Book Review - Weapons of Math Destruction
Book review - In an age when society seems governed by numbers, author and former Wall Street quant, Cathy O’Neil, argues that big data is increasing inequality and threatening democracy.
Weapons of Math Destruction
Mathematical models are increasingly used by governments and businesses to inform and streamline their decision-making processes. A model is a combination of an algorithm (a set of rules that tell a computer how to do something) and data. Often, this data is “big data”, which just means there’s a lot of it. This approach sounds like a great idea. But many of us relate to mathematics with a blend of trust and fear, and for this reason these models are accepted as articles of faith, unlikely to be interrogated or second-guessed.
Cathy O’Neil is a former Wall Street quant turned data scientist and activist in the Occupy movement. In Weapons of Math Destruction, she examines widely-used mathematical models that crunch big data. Her book is topical in light of the recently exposed weaponisation of Facebook’s algorithms and data by bad actors to influence the results of elections in the US and Europe.
O’Neil’s focus is on a particular class of models that she terms “Weapons of Math Destruction” (WMDs). These models are opaque, accountable to no one, and operate on a large scale. She contends that WMDs increase inequality and reinforce discrimination against the most vulnerable members of society, in particular the poor. They take the form of scoring systems and statistical profiling that operate as gatekeepers of access to insurance cover, credit, employment opportunities, and medical cover. In the US they are used in finance, higher education, the criminal justice system, screening of applicants for minimum wage jobs, and to target advertising at vulnerable consumers.
Models are supposed to be impartial, blind to gender, race and privilege. They are often deployed in order to reduce the bias of institutions such as courts. The truth is, however, that computers reflect the prejudices and beliefs of the people programming them. The data selected for a model’s algorithm to run on can also reflect bias. In models that screen job applicants, for example, using credit score as a proxy for “responsibility” is common. The effect of this is twofold: first, it makes people with a poor credit record less likely to get a job, and thus more likely to keep their poor credit record. Second, it ignores the many factors other than “irresponsibility” that could cause an individual to accumulate a poor credit record – such as illness, a death in the family, or retrenchment – and further punishes people who may have experienced bad luck or personal trauma.

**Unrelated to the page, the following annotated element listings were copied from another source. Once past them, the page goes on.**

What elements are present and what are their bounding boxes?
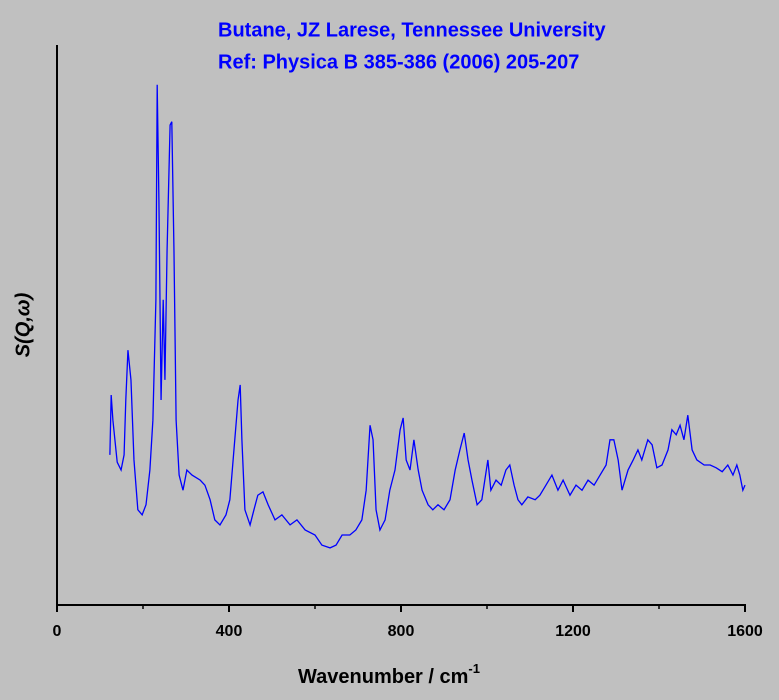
x-axis-label-text: Wavenumber / cm bbox=[298, 666, 468, 688]
annotation: Butane, JZ Larese, Tennessee University bbox=[218, 19, 606, 41]
x-axis-label-superscript: -1 bbox=[468, 661, 480, 676]
x-tick-label: 0 bbox=[53, 623, 62, 640]
y-axis-label: S(Q,ω) bbox=[12, 292, 34, 357]
x-tick-label: 800 bbox=[388, 623, 415, 640]
annotation: Ref: Physica B 385-386 (2006) 205-207 bbox=[218, 51, 579, 73]
x-tick-label: 1600 bbox=[727, 623, 763, 640]
x-tick-label: 400 bbox=[216, 623, 243, 640]
x-tick-label: 1200 bbox=[555, 623, 591, 640]
spectrum-line bbox=[109, 84, 746, 549]
x-axis-label: Wavenumber / cm-1 bbox=[298, 661, 480, 688]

South Africa has not yet seen the same widespread adoption of these models, but there is certainly growing interest from business. Predatory lenders are able to target potential borrowers based on their social media or other internet activity, for example. The ethics and repercussions of marketing high-interest loans to people who have clicked on web links suggesting that they are in financial difficulty, however, bear careful consideration.
What can we do to mitigate the social impacts of models? Do we ever get a free pass to suspend our critical and ethical thinking in the name of modern technology and efficiency? O’Neil provides guidance. “Big Data processes codify the past,” she says. “They do not invent the future. Doing that requires moral imagination, and that’s something only humans can provide.”